Lang and others said the governor is unwilling, or unable, to articulate his vision so they could translate that on paper, in bill form.

Quinn also reversed course on a deal he struck with labor unions. In July, he announced the state had no money to honor contracted pay raises for about 30,000 union employees and he said the legislature had not authorized enough spending.

Two months later, Quinn announced he would close seven state facilities to save money, breaking another promise with organized labor. Quinn said the legislature gave him no choice but to move forward with closures.

Protesters crammed the Capitol Wednesday to show their disapproval. Dan Dunlap, president of the American Federation of State, County and Municipal Employees Local 1133, said he voted for Quinn but was disappointed in his leadership.

“I don’t know why he’s following in Wisconsin’s footsteps of attacking labor,” he said. “It’s wrong.”

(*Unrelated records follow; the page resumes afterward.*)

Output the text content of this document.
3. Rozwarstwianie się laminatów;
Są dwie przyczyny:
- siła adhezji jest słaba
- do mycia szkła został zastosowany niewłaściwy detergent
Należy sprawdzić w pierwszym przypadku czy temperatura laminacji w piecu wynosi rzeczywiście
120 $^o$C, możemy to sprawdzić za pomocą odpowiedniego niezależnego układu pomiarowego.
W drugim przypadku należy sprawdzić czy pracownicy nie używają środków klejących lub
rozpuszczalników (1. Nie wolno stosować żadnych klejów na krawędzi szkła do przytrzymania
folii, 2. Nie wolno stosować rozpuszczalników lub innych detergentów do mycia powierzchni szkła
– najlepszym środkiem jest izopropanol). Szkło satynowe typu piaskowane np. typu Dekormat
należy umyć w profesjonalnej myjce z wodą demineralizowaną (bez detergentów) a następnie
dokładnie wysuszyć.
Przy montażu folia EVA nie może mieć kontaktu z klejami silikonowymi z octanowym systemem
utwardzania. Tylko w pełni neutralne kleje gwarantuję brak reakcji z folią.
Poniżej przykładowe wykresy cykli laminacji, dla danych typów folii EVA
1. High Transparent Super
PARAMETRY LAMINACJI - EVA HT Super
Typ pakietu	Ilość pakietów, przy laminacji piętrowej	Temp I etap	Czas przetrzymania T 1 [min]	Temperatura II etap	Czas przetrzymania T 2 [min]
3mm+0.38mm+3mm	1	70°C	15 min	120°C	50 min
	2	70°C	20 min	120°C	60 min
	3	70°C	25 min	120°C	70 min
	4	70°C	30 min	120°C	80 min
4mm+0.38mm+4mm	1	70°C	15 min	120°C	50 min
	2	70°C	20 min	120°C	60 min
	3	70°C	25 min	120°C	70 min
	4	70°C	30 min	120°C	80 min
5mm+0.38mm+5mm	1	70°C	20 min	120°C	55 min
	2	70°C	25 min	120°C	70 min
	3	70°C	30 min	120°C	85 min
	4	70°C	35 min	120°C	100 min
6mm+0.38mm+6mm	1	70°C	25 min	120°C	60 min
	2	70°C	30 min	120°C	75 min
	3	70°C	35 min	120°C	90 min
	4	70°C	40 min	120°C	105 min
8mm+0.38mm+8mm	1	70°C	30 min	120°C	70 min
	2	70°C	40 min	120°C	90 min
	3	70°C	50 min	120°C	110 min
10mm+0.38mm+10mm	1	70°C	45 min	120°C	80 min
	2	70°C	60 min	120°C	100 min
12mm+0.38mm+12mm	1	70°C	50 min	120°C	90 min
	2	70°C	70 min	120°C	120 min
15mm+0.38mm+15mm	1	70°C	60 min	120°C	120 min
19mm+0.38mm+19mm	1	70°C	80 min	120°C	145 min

Quinn began his career in public life as an outsider. He successfully led a statewide petition drive to reduce the size of the Illinois House from 177 to 118 members in 1980. He founded the Citizens Utility Board in 1983.

He served one term as state treasurer and six years as lieutenant governor. He assumed the governor’s post in January 2009, one month after former Gov. Rod Blagojevich’s arrest on corruption charges.

“He was always the guy throwing rocks at this place,” said one lobbyist. “Now he’s the guy in charge, and I don’t think he knows what to do.”